“Don’t forget in the darkness what you learned in the light.”
I first read that quote (originally by Joseph Bayly, it appears) in Circles of Seven by Bryan Davis. At least that’s where I think I read it. It was so long ago that time and frequent recollection have blurred out the quote’s origin. But the truth of it remains clear in my heart.
I’ve been grateful to live a pretty amazing twenty-two years so far. I can’t say I’ve had a hard life; all I have to do is look around and see countless people with struggles more difficult than my own. But not one of us slips through this world unscathed. We all weather storms of varying magnitudes. I, too, have faced looming shadows and endless valleys.
And it is in the midst of the darkness that we forget.
It’s easy to remember in the light. It’s easy to recall the truth of who we are and the truth of the God we follow when the reminders are as warm and near as the sun shining on our faces. But when night falls, oh, how quickly we forget. We panic, groping blindly for a corner in which to hide. We cry, fear clawing up our backs. We stumble on, wandering and getting lost in the blackness. We forget so quickly that we are children of light.
But faith is the substance of things hoped for and the evidence of things not seen. Did you get that? Faith is the substance and evidence of what you cannot see. It’s the paradox of holding an intangible thing, of perceiving what is not immediately visible. It is real. It’s not some wayward fancy. It’s not a lure-less hook tossed into the sea in the mere hopes that it will catch a fish.
It is real.
When you go to bed at night and flick off the lights, does that mean your room ceases to exist because you can no longer see it?
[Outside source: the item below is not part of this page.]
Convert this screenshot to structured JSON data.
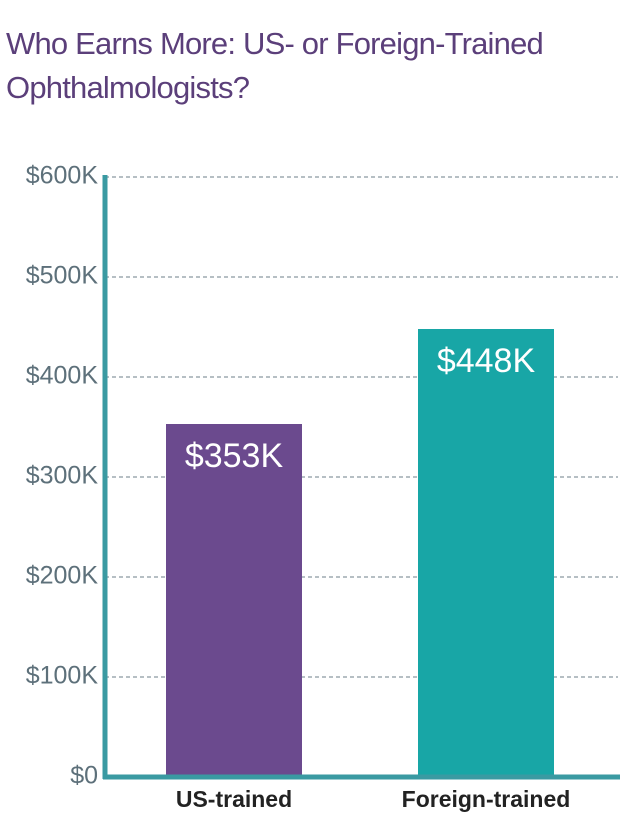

Of course not. Sight has nothing to do with the existence of a thing. It is there regardless of whether you see it or not. But it takes a steady belief to remember that when the lights go out and your eyes fail you.
Memory is a fickle thing. Is it just me, or do you ever look at something to memorize it–be it a review sheet at school or a book cover or a name or a number or a recipe–and forget it two minutes later? “What was that again?” And you go back to check. This kind of repetition is what we need in the moment we’re plunged into shadows, when our minds go blank and the fear wells up. Go back and remember. What was it you learned in the light? What was it you saw and felt and knew? Isn’t that true today, right now, even if you don’t see it in front of you? Go back. Remember. Remember. Remember.
What was true in yesterday’s sunrise is true in today’s midnight. And it will still be true when the sun rises again.
I’m still standing here // No, I didn’t disappear // Now the lights are on // See, I was never gone
(Never Gone by Colton Dixon)
When He feels far away, He is near, as close as He’s ever been. When everything crumbles around you, there is a rock beneath your feet. When confusion clouds your mind, you will hear a voice behind you saying, “This is the way; walk in it.”
“Your word is a lamp for my steps; it lights the path before me.”
(Psalm 119:105)
The thing is, you can see that light if you choose to. It’s on a different frequency than the physical light around you, and sometimes it takes a focused effort on your part to switch to that frequency, to see with eyes of faith. But it’s there, and it’s real. The unseen really is more real than what is seen.